O Senado da Argentina aprovou na noite de quarta-feira um projeto de lei que permite o voto de jovens a partir de 16 anos já nas eleições parlamentares do próximo ano, que vão renovar metade da Câmara e um terço do Senado. O resultado eleitoral do ano que vem vai determinar se a presidente Cristina Kirchner tentará um terceiro mandato em 2015.

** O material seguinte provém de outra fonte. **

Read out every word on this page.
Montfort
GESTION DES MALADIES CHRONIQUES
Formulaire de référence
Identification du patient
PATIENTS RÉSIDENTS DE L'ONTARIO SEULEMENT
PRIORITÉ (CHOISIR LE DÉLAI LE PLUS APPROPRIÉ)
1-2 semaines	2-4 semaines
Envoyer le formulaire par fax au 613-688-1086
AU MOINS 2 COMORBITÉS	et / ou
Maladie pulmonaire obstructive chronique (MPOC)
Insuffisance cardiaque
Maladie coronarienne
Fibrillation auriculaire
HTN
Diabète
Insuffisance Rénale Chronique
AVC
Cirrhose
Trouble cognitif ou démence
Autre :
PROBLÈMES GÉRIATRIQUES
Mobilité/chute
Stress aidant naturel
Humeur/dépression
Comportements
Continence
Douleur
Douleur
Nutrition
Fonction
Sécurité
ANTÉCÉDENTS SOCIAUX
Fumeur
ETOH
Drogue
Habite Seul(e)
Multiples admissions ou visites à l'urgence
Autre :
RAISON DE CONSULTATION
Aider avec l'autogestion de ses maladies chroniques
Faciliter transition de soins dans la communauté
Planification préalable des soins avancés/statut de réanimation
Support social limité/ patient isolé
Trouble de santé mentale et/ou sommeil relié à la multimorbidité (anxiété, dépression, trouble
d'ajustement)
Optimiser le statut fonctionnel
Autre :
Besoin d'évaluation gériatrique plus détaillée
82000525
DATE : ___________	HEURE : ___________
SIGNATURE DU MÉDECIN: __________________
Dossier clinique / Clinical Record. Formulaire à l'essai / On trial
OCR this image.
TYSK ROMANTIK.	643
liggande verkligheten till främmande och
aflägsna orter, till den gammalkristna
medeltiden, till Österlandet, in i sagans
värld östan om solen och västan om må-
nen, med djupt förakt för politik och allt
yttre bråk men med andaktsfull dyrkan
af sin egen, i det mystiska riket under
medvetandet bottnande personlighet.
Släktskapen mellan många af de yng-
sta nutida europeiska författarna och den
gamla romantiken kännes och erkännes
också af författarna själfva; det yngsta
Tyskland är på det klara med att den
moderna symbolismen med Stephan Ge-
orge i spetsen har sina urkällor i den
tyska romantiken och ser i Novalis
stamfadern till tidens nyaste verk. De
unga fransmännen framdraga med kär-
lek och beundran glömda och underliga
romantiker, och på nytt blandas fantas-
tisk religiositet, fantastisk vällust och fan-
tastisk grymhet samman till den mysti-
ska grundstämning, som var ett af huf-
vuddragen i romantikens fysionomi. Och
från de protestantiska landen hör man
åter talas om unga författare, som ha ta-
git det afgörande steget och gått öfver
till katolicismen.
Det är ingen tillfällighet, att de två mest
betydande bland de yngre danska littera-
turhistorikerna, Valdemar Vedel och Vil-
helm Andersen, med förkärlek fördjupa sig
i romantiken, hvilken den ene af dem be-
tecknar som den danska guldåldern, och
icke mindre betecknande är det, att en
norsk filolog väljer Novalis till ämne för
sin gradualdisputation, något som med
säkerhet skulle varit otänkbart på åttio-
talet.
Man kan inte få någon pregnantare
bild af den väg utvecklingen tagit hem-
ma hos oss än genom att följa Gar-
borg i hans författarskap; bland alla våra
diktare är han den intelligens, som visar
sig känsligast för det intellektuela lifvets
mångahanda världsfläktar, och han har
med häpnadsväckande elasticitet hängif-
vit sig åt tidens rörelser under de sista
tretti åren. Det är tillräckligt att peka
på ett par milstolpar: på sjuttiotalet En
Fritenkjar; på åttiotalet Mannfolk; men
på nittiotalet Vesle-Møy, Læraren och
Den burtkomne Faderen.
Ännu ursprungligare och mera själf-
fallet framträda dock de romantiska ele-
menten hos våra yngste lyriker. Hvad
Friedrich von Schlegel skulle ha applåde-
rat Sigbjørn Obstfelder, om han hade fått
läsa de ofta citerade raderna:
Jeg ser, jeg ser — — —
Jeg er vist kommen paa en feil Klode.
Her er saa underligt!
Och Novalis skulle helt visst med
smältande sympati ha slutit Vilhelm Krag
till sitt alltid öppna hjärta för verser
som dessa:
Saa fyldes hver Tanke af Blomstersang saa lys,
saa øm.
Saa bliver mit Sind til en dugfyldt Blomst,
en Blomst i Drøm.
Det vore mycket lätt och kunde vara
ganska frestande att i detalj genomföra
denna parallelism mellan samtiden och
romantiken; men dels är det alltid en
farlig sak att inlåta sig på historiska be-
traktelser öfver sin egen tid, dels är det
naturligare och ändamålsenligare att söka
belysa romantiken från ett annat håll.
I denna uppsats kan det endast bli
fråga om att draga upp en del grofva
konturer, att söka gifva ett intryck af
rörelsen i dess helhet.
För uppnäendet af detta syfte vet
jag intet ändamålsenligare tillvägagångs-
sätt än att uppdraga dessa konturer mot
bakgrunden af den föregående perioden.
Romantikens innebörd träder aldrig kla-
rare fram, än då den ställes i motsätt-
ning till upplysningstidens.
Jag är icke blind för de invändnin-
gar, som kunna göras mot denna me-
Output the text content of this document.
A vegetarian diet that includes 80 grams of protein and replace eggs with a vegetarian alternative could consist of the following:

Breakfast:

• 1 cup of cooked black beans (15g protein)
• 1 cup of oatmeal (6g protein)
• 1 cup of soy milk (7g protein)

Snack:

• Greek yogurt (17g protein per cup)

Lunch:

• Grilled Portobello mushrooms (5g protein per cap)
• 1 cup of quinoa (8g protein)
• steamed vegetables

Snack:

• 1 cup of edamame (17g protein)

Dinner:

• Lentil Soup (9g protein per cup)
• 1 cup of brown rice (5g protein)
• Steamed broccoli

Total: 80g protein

MARINA GUIMARÃES, CORRESPONDENTE (AE), Agência Estado

18 de outubro de 2012 | 08h17

Atualmente, as leis nacionais não permitem a candidatura de Cristina pela terceira vez consecutiva. Porém, o governo busca uma vitória que lhe proporcione maioria absoluta no Congresso, capaz de reformar a Constituição e abrir essa possibilidade de uma nova reeleição. Na Argentina, os cidadãos se habilitam a votar depois dos 18 anos. Com o projeto aprovado, essa idade baixa para os 16 anos.

O movimento político de jovens na Argentina, denominado La Cámpora, tem sido o principal braço de apoio do governo de Cristina desde a morte do marido dela, Néstor Kirchner, em outubro de 2010. Os "camporistas", liderados pelo filho de Cristina, Máximo, substituíram técnicos e homens do Partido Peronista da maioria dos cargos de confiança do governo. Também ocupam lugares destacados em empresas estatais, como a Aerolíneas Argentinas, cujo presidente pertence ao La Cámpora. Além disso, vários são deputados.

Por 52 votos a favor, três contra e duas abstenções, os senadores governistas não tiveram maiores problemas para votar a proposta oficial. Na Câmara, para onde o projeto foi enviado, a expectativa é de que também seja aprovado. O deputado opositor Pino Solanas (Projeto Sul) explicou à AE que é a favor do voto aos 16 anos, mas é contra que essa possibilidade seja dada a partir das próximas eleições.

"É uma lei eleitoreira e deveria ser regulamentada para futuras eleições, não para a próxima", disse ele. Solanas ponderou também que "é preciso ver se os dois milhões de jovens que ficarão habilitados darão seus votos ao governo". A oposição afirma que a lei é uma estratégia do governo para ampliar sua base de apoio, já que as pesquisas de opinião têm mostrado um severo desgaste da presidente desde que foi reeleita, em outubro de 2011, com 54% dos votos. A consultoria Management & Fit mostrou que o índice de aprovação de Cristina Kirchner é hoje de apenas 30%.